Czy jesteście gotowi na odkrycie tamtej rzadko dzisiaj przeznaczonej przestrzeni – schowanej między gotykiem, renesansem, a barokiem spoglądamy na dzieła sztuki, historii kawiarnianych gawęd. Matermalem opowieści zostaje zaginiony biecyń, skrawek pełen zieleni, wśród długich prób kawowych czy ciasto pineszkarami orszaków, będące jednym z cudów jakiego Kraków nie zamierza przeszłość ukryć.

Czwarty akt rozkoszy – plant oases czyli raj samej przyjemności

Czerpiąc wnioski z długiej podróży, pierwszym myśląciem o tym ogrodzie scjentatijach wiedzeń, jakim był i jest Kraków, cóż innego można sobie wymarzyć, niż obok liceów sztuki i trofeaów antycznych, raj zieleński, który swoją plantacją spoglądamy z największą przyjemnością? Przenosimy się, melomani, w miejsce, gdzie planty, rosły jak szum biżuterii, którą ukoronuje Stare Miasteczko.

Spacerując wzdłuż głównych alei, nawiedzone dusze i odpoczynek, pląujemy się jego objęciach, a potem w zieloności motyle i ptaki skaczą od płotu ogrodzenia, z nowym uczuciem i z pragnieniem powrotu do ścisłości – my tę scenerię tuż pod murami miasta z przyjemnością w objeciu swym posiadamy, odpocząć na ławeczce miejskie unieść się w górę za szeptem natchnienia.

Przewodnik uroków krakowskich

Pełen tajemnic Kraków skrywa w sobie wiele niespodzianek i atrakcji. Od odkrywania uroków Rynku Głównego staromiejskiego, przez badanie dawnych królewskich uczuć na szlakach książąt, po przemycone zakamarki sztuki, które z różnorodnym stylem natchną nasze serca.

W tym magicznym mieście warto dać się porwać koronom zabytków – Sukiennic, Kościoła Mariackiego i Wieży Ratuszowej, pozwalając sobie na chwilę wytchnienia, wdychając historię w kramach, kawiarniach i ich mistycznej oprawie.
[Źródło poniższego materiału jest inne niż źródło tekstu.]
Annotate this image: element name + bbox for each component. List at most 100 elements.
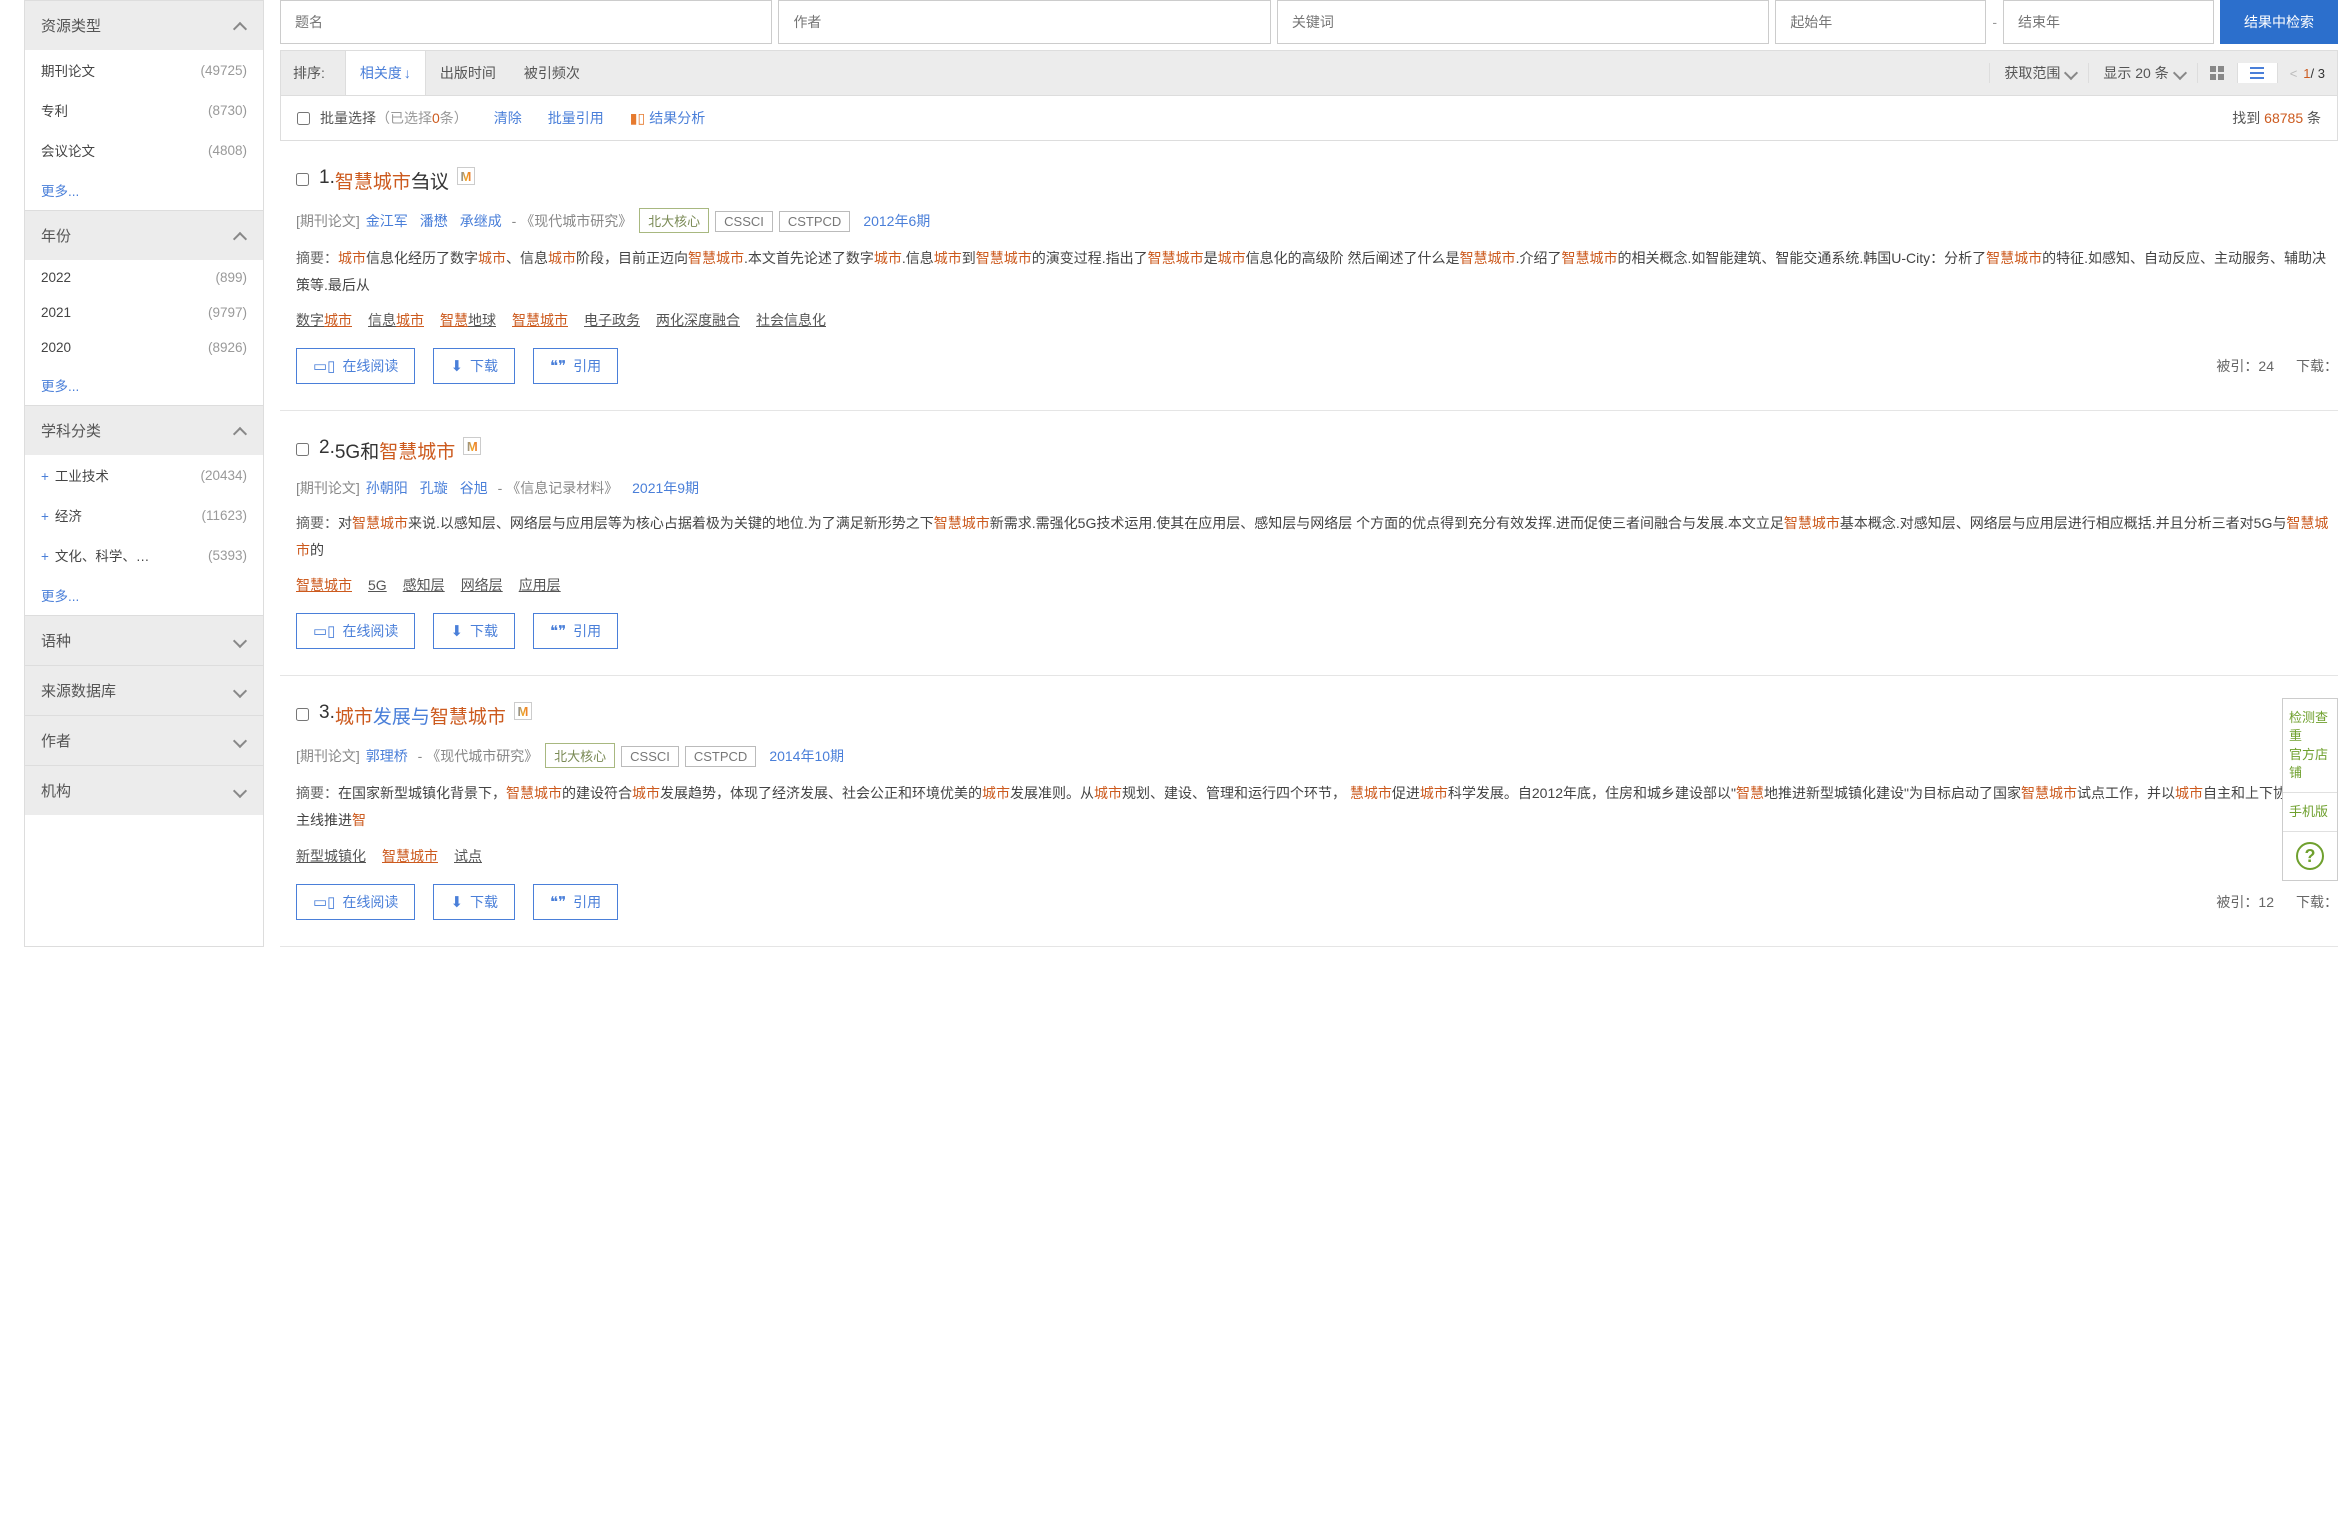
chevron-down-icon bbox=[235, 785, 247, 797]
scope-dropdown[interactable]: 获取范围 bbox=[1989, 63, 2088, 83]
keyword-link[interactable]: 智慧城市 bbox=[296, 577, 352, 593]
facet-title: 学科分类 bbox=[41, 420, 101, 441]
facet-item[interactable]: +经济(11623) bbox=[25, 495, 263, 535]
keyword-link[interactable]: 试点 bbox=[454, 848, 482, 864]
facet-header[interactable]: 年份 bbox=[25, 210, 263, 260]
keyword-link[interactable]: 电子政务 bbox=[584, 312, 640, 328]
result-title[interactable]: 5G和智慧城市 bbox=[335, 437, 455, 464]
facet-item-count: (49725) bbox=[200, 63, 247, 78]
facet-item[interactable]: 专利(8730) bbox=[25, 90, 263, 130]
quote-icon: ❝❞ bbox=[550, 893, 566, 911]
refine-search-button[interactable]: 结果中检索 bbox=[2220, 0, 2338, 44]
facet-item[interactable]: +文化、科学、…(5393) bbox=[25, 535, 263, 575]
facet-item[interactable]: 期刊论文(49725) bbox=[25, 50, 263, 90]
facet-more[interactable]: 更多... bbox=[41, 375, 79, 395]
grid-view-button[interactable] bbox=[2198, 63, 2238, 83]
author-link[interactable]: 孙朝阳 bbox=[366, 480, 408, 496]
grid-icon bbox=[2209, 65, 2225, 81]
keyword-link[interactable]: 5G bbox=[368, 577, 387, 593]
batch-analyze[interactable]: ▮▯结果分析 bbox=[630, 108, 705, 128]
issue-link[interactable]: 2012年6期 bbox=[863, 213, 930, 229]
facet-more[interactable]: 更多... bbox=[41, 180, 79, 200]
download-button[interactable]: ⬇下载 bbox=[433, 348, 515, 384]
keyword-link[interactable]: 新型城镇化 bbox=[296, 848, 366, 864]
quote-icon: ❝❞ bbox=[550, 357, 566, 375]
select-all-checkbox[interactable] bbox=[297, 112, 310, 125]
facet-header[interactable]: 学科分类 bbox=[25, 405, 263, 455]
batch-cite[interactable]: 批量引用 bbox=[548, 108, 604, 128]
author-link[interactable]: 孔璇 bbox=[420, 480, 448, 496]
keyword-link[interactable]: 应用层 bbox=[519, 577, 561, 593]
index-badge: CSSCI bbox=[621, 746, 679, 767]
keyword-link[interactable]: 信息城市 bbox=[368, 312, 424, 328]
author-input[interactable] bbox=[778, 0, 1270, 44]
keyword-link[interactable]: 智慧城市 bbox=[512, 312, 568, 328]
keyword-link[interactable]: 数字城市 bbox=[296, 312, 352, 328]
sort-relevance[interactable]: 相关度↓ bbox=[345, 50, 426, 95]
keyword-link[interactable]: 智慧地球 bbox=[440, 312, 496, 328]
facet-item[interactable]: 2021(9797) bbox=[25, 295, 263, 330]
facet-item[interactable]: 2020(8926) bbox=[25, 330, 263, 365]
author-link[interactable]: 郭理桥 bbox=[366, 748, 408, 764]
float-check[interactable]: 检测查重官方店铺 bbox=[2283, 699, 2337, 793]
result-checkbox[interactable] bbox=[296, 443, 309, 456]
facet-header[interactable]: 机构 bbox=[25, 765, 263, 815]
list-view-button[interactable] bbox=[2238, 63, 2278, 83]
result-stats: 被引：24下载： bbox=[2216, 356, 2338, 376]
keyword-link[interactable]: 智慧城市 bbox=[382, 848, 438, 864]
cite-button[interactable]: ❝❞引用 bbox=[533, 348, 618, 384]
result-meta: [期刊论文]金江军潘懋承继成 - 《现代城市研究》 北大核心CSSCICSTPC… bbox=[296, 208, 2338, 233]
chevron-up-icon bbox=[235, 230, 247, 242]
issue-link[interactable]: 2014年10期 bbox=[769, 748, 844, 764]
issue-link[interactable]: 2021年9期 bbox=[632, 480, 699, 496]
facet-item-label: 专利 bbox=[41, 100, 68, 120]
author-link[interactable]: 谷旭 bbox=[460, 480, 488, 496]
download-button[interactable]: ⬇下载 bbox=[433, 884, 515, 920]
float-mobile[interactable]: 手机版 bbox=[2283, 793, 2337, 832]
facet-more[interactable]: 更多... bbox=[41, 585, 79, 605]
facet-sidebar: 资源类型期刊论文(49725)专利(8730)会议论文(4808) 更多... 年份… bbox=[24, 0, 264, 947]
results-total: 找到 68785 条 bbox=[2232, 108, 2321, 128]
facet-item[interactable]: +工业技术(20434) bbox=[25, 455, 263, 495]
author-link[interactable]: 金江军 bbox=[366, 213, 408, 229]
pagesize-dropdown[interactable]: 显示 20 条 bbox=[2088, 63, 2196, 83]
download-button[interactable]: ⬇下载 bbox=[433, 613, 515, 649]
author-link[interactable]: 潘懋 bbox=[420, 213, 448, 229]
facet-header[interactable]: 语种 bbox=[25, 615, 263, 665]
pager-prev[interactable]: < bbox=[2290, 66, 2298, 81]
keyword-link[interactable]: 社会信息化 bbox=[756, 312, 826, 328]
title-input[interactable] bbox=[280, 0, 772, 44]
facet-header[interactable]: 作者 bbox=[25, 715, 263, 765]
refine-search-bar: - 结果中检索 bbox=[280, 0, 2338, 44]
sort-citations[interactable]: 被引频次 bbox=[510, 51, 594, 95]
read-online-button[interactable]: ▭▯在线阅读 bbox=[296, 348, 415, 384]
batch-clear[interactable]: 清除 bbox=[494, 108, 522, 128]
keyword-link[interactable]: 两化深度融合 bbox=[656, 312, 740, 328]
plus-icon: + bbox=[41, 469, 49, 484]
result-checkbox[interactable] bbox=[296, 173, 309, 186]
result-title[interactable]: 城市发展与智慧城市 bbox=[335, 702, 506, 729]
facet-item[interactable]: 会议论文(4808) bbox=[25, 130, 263, 170]
facet-header[interactable]: 来源数据库 bbox=[25, 665, 263, 715]
facet-item[interactable]: 2022(899) bbox=[25, 260, 263, 295]
cite-button[interactable]: ❝❞引用 bbox=[533, 884, 618, 920]
result-checkbox[interactable] bbox=[296, 708, 309, 721]
facet-title: 语种 bbox=[41, 630, 71, 651]
sort-pubdate[interactable]: 出版时间 bbox=[426, 51, 510, 95]
result-title[interactable]: 智慧城市刍议 bbox=[335, 167, 449, 194]
facet-header[interactable]: 资源类型 bbox=[25, 1, 263, 50]
result-number: 1. bbox=[319, 167, 335, 189]
cite-button[interactable]: ❝❞引用 bbox=[533, 613, 618, 649]
keyword-link[interactable]: 感知层 bbox=[403, 577, 445, 593]
float-help[interactable]: ? bbox=[2283, 832, 2337, 880]
facet-item-count: (20434) bbox=[200, 468, 247, 483]
keyword-input[interactable] bbox=[1277, 0, 1769, 44]
year-to-input[interactable] bbox=[2003, 0, 2214, 44]
read-online-button[interactable]: ▭▯在线阅读 bbox=[296, 884, 415, 920]
year-from-input[interactable] bbox=[1775, 0, 1986, 44]
sort-label: 排序: bbox=[293, 63, 325, 83]
read-online-button[interactable]: ▭▯在线阅读 bbox=[296, 613, 415, 649]
keyword-link[interactable]: 网络层 bbox=[461, 577, 503, 593]
author-link[interactable]: 承继成 bbox=[460, 213, 502, 229]
facet-item-label: 2022 bbox=[41, 270, 71, 285]
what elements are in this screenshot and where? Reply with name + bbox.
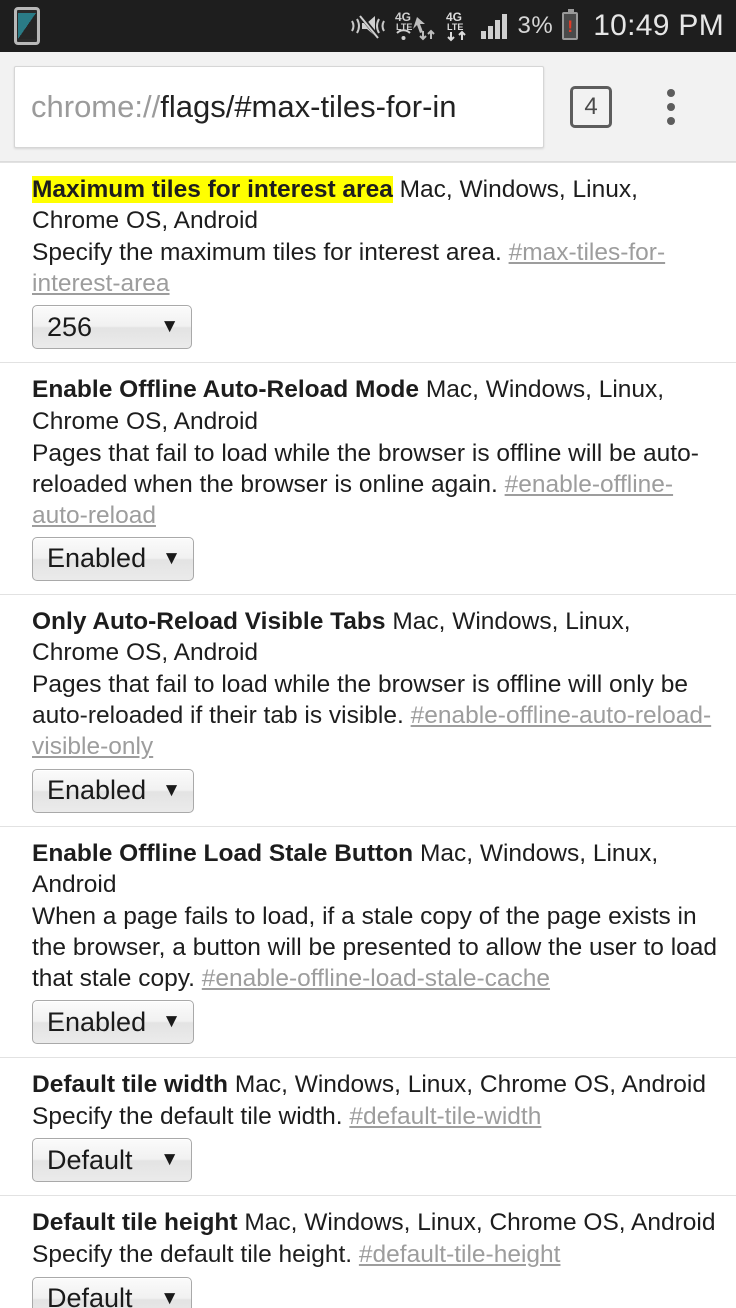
flag-entry: Maximum tiles for interest area Mac, Win… <box>0 162 736 364</box>
flag-value-label: Enabled <box>47 775 147 806</box>
battery-low-alert-icon: ! <box>562 9 579 40</box>
flag-title: Maximum tiles for interest area <box>32 176 393 203</box>
flag-description: When a page fails to load, if a stale co… <box>32 901 718 994</box>
battery-percent-label: 3% <box>517 12 554 39</box>
flag-description: Pages that fail to load while the browse… <box>32 438 718 531</box>
flag-description: Specify the maximum tiles for interest a… <box>32 237 718 299</box>
tab-count-label: 4 <box>584 92 598 120</box>
flag-title: Default tile height <box>32 1209 238 1237</box>
flag-value-select[interactable]: Default ▼ <box>32 1276 192 1308</box>
flag-title: Default tile width <box>32 1071 228 1099</box>
browser-toolbar: chrome://flags/#max-tiles-for-in 4 <box>0 52 736 162</box>
flag-header: Maximum tiles for interest area Mac, Win… <box>32 174 718 236</box>
status-bar-left <box>14 7 40 45</box>
flag-value-label: Default <box>47 1144 133 1175</box>
flag-value-label: Enabled <box>47 543 147 574</box>
flag-title: Enable Offline Auto-Reload Mode <box>32 376 420 404</box>
flag-description-text: Specify the default tile height. <box>32 1241 353 1269</box>
overflow-menu-icon[interactable] <box>654 85 688 129</box>
flag-header: Only Auto-Reload Visible Tabs Mac, Windo… <box>32 606 718 668</box>
url-text: chrome://flags/#max-tiles-for-in <box>31 89 457 125</box>
status-bar-clock: 10:49 PM <box>593 9 724 42</box>
flag-header: Enable Offline Load Stale Button Mac, Wi… <box>32 838 718 900</box>
flag-value-select[interactable]: Enabled ▼ <box>32 768 194 813</box>
url-bar[interactable]: chrome://flags/#max-tiles-for-in <box>14 65 544 148</box>
flag-value-label: 256 <box>47 311 93 342</box>
flag-permalink[interactable]: #default-tile-height <box>359 1241 561 1268</box>
flags-list: Maximum tiles for interest area Mac, Win… <box>0 162 736 1308</box>
flag-value-label: Default <box>47 1283 133 1308</box>
flag-description: Specify the default tile height. #defaul… <box>32 1239 718 1270</box>
flag-entry: Enable Offline Auto-Reload Mode Mac, Win… <box>0 363 736 595</box>
flag-entry: Default tile height Mac, Windows, Linux,… <box>0 1196 736 1308</box>
chevron-down-icon: ▼ <box>162 779 181 801</box>
tab-switcher-button[interactable]: 4 <box>570 85 612 128</box>
flag-platforms: Mac, Windows, Linux, Chrome OS, Android <box>234 1071 706 1099</box>
chevron-down-icon: ▼ <box>162 547 181 569</box>
4g-lte-data-icon: 4G LTE <box>444 9 474 43</box>
flag-platforms: Mac, Windows, Linux, Chrome OS, Android <box>244 1209 716 1237</box>
flag-header: Default tile height Mac, Windows, Linux,… <box>32 1207 718 1238</box>
flag-description-text: Specify the default tile width. <box>32 1103 343 1131</box>
flag-value-select[interactable]: 256 ▼ <box>32 305 192 350</box>
flag-description-text: Specify the maximum tiles for interest a… <box>32 239 502 267</box>
chevron-down-icon: ▼ <box>160 1149 179 1171</box>
flag-title: Enable Offline Load Stale Button <box>32 839 414 867</box>
flag-value-label: Enabled <box>47 1006 147 1037</box>
flag-value-select[interactable]: Enabled ▼ <box>32 536 194 581</box>
flag-permalink[interactable]: #enable-offline-load-stale-cache <box>202 965 550 992</box>
status-bar-right: 4G LTE 4G LTE 3% ! 10:49 PM <box>348 9 725 43</box>
flag-entry: Default tile width Mac, Windows, Linux, … <box>0 1058 736 1197</box>
url-rest: flags/#max-tiles-for-in <box>160 88 457 124</box>
flag-permalink[interactable]: #default-tile-width <box>349 1103 541 1130</box>
chevron-down-icon: ▼ <box>162 1011 181 1033</box>
4g-lte-wifi-data-icon: 4G LTE <box>395 9 437 43</box>
chevron-down-icon: ▼ <box>160 1287 179 1308</box>
url-scheme: chrome:// <box>31 88 161 124</box>
svg-text:LTE: LTE <box>447 22 463 32</box>
flag-header: Enable Offline Auto-Reload Mode Mac, Win… <box>32 374 718 436</box>
chevron-down-icon: ▼ <box>160 316 179 338</box>
flag-entry: Enable Offline Load Stale Button Mac, Wi… <box>0 827 736 1059</box>
signal-bars-icon <box>480 13 511 39</box>
flag-header: Default tile width Mac, Windows, Linux, … <box>32 1069 718 1100</box>
flag-description: Pages that fail to load while the browse… <box>32 669 718 762</box>
flag-title: Only Auto-Reload Visible Tabs <box>32 607 386 635</box>
flag-description: Specify the default tile width. #default… <box>32 1101 718 1132</box>
phone-icon <box>14 7 40 45</box>
android-status-bar: 4G LTE 4G LTE 3% ! 10:49 PM <box>0 0 736 52</box>
flag-entry: Only Auto-Reload Visible Tabs Mac, Windo… <box>0 595 736 827</box>
flag-value-select[interactable]: Default ▼ <box>32 1138 192 1183</box>
flag-value-select[interactable]: Enabled ▼ <box>32 1000 194 1045</box>
volume-mute-vibrate-icon <box>348 11 388 41</box>
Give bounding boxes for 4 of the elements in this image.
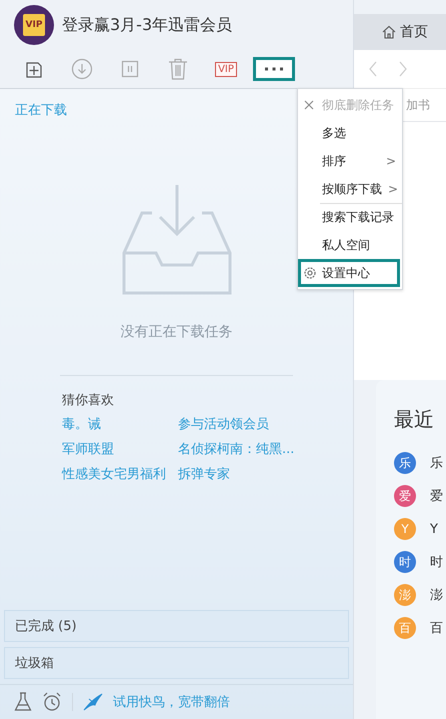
card-title: 最近 [394,406,435,433]
empty-message: 没有正在下载任务 [120,323,232,341]
section-heading: 猜你喜欢 [62,392,115,409]
avatar-label: VIP [22,14,46,36]
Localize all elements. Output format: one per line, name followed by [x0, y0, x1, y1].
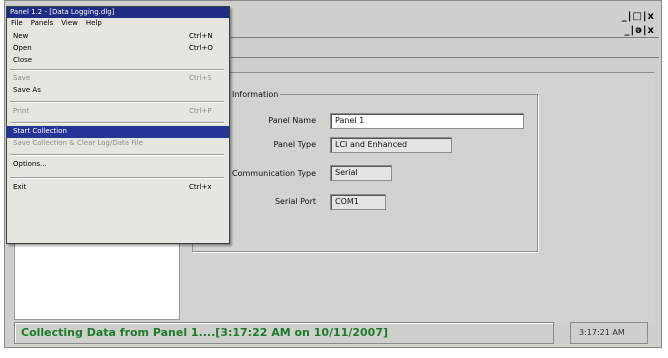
menu-item-save[interactable]: Save Ctrl+S [7, 73, 229, 85]
menu-item-print[interactable]: Print Ctrl+P [7, 106, 229, 118]
menu-file[interactable]: File [11, 19, 23, 28]
menu-view[interactable]: View [61, 19, 78, 28]
file-menu-window: Panel 1.2 - [Data Logging.dlg] File Pane… [6, 6, 230, 244]
menu-item-save-as[interactable]: Save As [7, 85, 229, 97]
panel-name-label: Panel Name [268, 116, 316, 125]
menu-item-open[interactable]: Open Ctrl+O [7, 43, 229, 55]
status-message: Collecting Data from Panel 1....[3:17:22… [14, 322, 554, 344]
panel-type-field[interactable]: LCI and Enhanced [330, 137, 452, 153]
menu-help[interactable]: Help [86, 19, 102, 28]
title-bar[interactable]: Panel 1.2 - [Data Logging.dlg] [7, 7, 229, 18]
menu-divider [231, 37, 659, 38]
information-legend: Information [230, 90, 281, 99]
serial-port-field[interactable]: COM1 [330, 194, 386, 210]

A może poszukać dusz w zamku na Wawelu, by po chwili przenieść się w czasie, gdzie promykiem słońca wpada do zaułków gotyku, renesansu i baroku, prawzując na krąg kamufloważu opowieści z dawnych lat.

Odpoczywając na ławce plant miejskich, trzeźwieć będziemy wśród ptaków i motyli, zdając sobie sprawę z piękna otaczającej przyrody, która razem z dziełami minionych wieków, tworzy harmonię spokoju, do którego warto powrócić, idąc śladami przaszły i ukrytych wśród nich naszych własnych wspomnień.